The text has been written with the specific intent of making the latest research in business history and international business available to non-specialists, and students taking a range of courses in business, management, economics and the social sciences more generally. The Appendices at the end of the book include a listing of the world's fifty largest non-financial multinationals at the beginning of the twenty-first century, a glossary of key terms - which are emboldened where first mentioned in the text - and a time line of decisive events in the evolution of global capitalism over the last two centuries. The brief case studies are intended to provide real world examples of central issues and leading firms, complementing and breaking up the text.
I have discussed the ideas and research in this book with colleagues in many different countries. I would like to acknowledge a number of special debts. Mira Wilkins remains my constant adviser and source of inspiration on all aspects of the history of multinationals, as well as a wonderful friend. David Merrett has once again read my text, and provided wise and critical guidance at just the right moment. Fabienne Fortanier greatly improved the arguments in the book. I have always learned much from discussions with Jean-François Hennart, Keetie E. Sluyterman, and Ken'ichi Yasumuro.

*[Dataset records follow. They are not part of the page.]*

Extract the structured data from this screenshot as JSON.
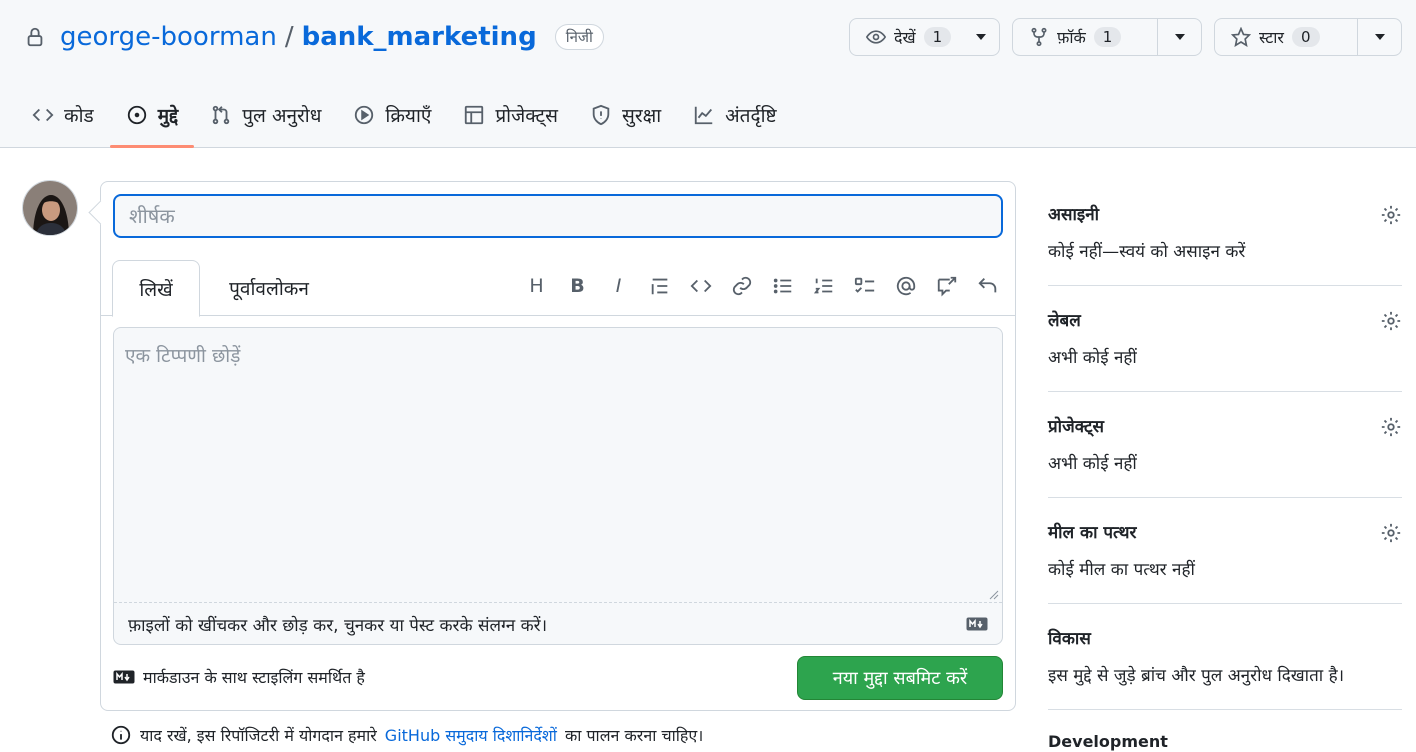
{
  "repo": {
    "owner": "george-boorman",
    "separator": "/",
    "name": "bank_marketing",
    "visibility": "निजी"
  },
  "actions": {
    "watch": {
      "label": "देखें",
      "count": "1"
    },
    "fork": {
      "label": "फ़ॉर्क",
      "count": "1"
    },
    "star": {
      "label": "स्टार",
      "count": "0"
    }
  },
  "nav": {
    "tabs": [
      {
        "label": "कोड",
        "icon": "code-icon"
      },
      {
        "label": "मुद्दे",
        "icon": "issue-icon",
        "active": true
      },
      {
        "label": "पुल अनुरोध",
        "icon": "pull-request-icon"
      },
      {
        "label": "क्रियाएँ",
        "icon": "play-icon"
      },
      {
        "label": "प्रोजेक्ट्स",
        "icon": "table-icon"
      },
      {
        "label": "सुरक्षा",
        "icon": "shield-icon"
      },
      {
        "label": "अंतर्दृष्टि",
        "icon": "graph-icon"
      }
    ]
  },
  "issue_form": {
    "title_placeholder": "शीर्षक",
    "tab_write": "लिखें",
    "tab_preview": "पूर्वावलोकन",
    "toolbar": {
      "heading": "H",
      "bold": "B",
      "italic": "I"
    },
    "comment_placeholder": "एक टिप्पणी छोड़ें",
    "attach_text": "फ़ाइलों को खींचकर और छोड़ कर, चुनकर या पेस्ट करके संलग्न करें।",
    "markdown_note": "मार्कडाउन के साथ स्टाइलिंग समर्थित है",
    "submit_label": "नया मुद्दा सबमिट करें"
  },
  "guidelines": {
    "prefix": "याद रखें, इस रिपॉजिटरी में योगदान हमारे",
    "link": "GitHub समुदाय दिशानिर्देशों",
    "suffix": "का पालन करना चाहिए।"
  },
  "sidebar": {
    "assignees": {
      "heading": "असाइनी",
      "value": "कोई नहीं—स्वयं को असाइन करें"
    },
    "labels": {
      "heading": "लेबल",
      "value": "अभी कोई नहीं"
    },
    "projects": {
      "heading": "प्रोजेक्ट्स",
      "value": "अभी कोई नहीं"
    },
    "milestone": {
      "heading": "मील का पत्थर",
      "value": "कोई मील का पत्थर नहीं"
    },
    "development": {
      "heading": "विकास",
      "value": "इस मुद्दे से जुड़े ब्रांच और पुल अनुरोध दिखाता है।"
    },
    "next_heading": "Development"
  },
  "colors": {
    "accent": "#0969da",
    "submit": "#2da44e",
    "active_tab_underline": "#fd8c73"
  }
}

I would like to thank my former academic colleagues in business history and international business at the University of Reading, including Tony Corley, Mark Casson, John H. Dunning, Teresa Lopes, and Denise Tsang, for sharing their research and insights on the history and theory of multinational enterprise. At the Harvard Business School, where I moved permanently in 2002, Laura Alfaro, Pankaj Ghemawat, Jeff Fear, Tarun Khanna, Tom McCraw, and Richard Tedlow have been important influences on my thinking, as have several classes of MBA students. Alfred D. Chandler Jr has always been an inspiration.
Linda Kelly-Hayes worked hard on getting the manuscript ready for publication. I should thank Rattana and Dylan most of all for surviving the experience of living with an author.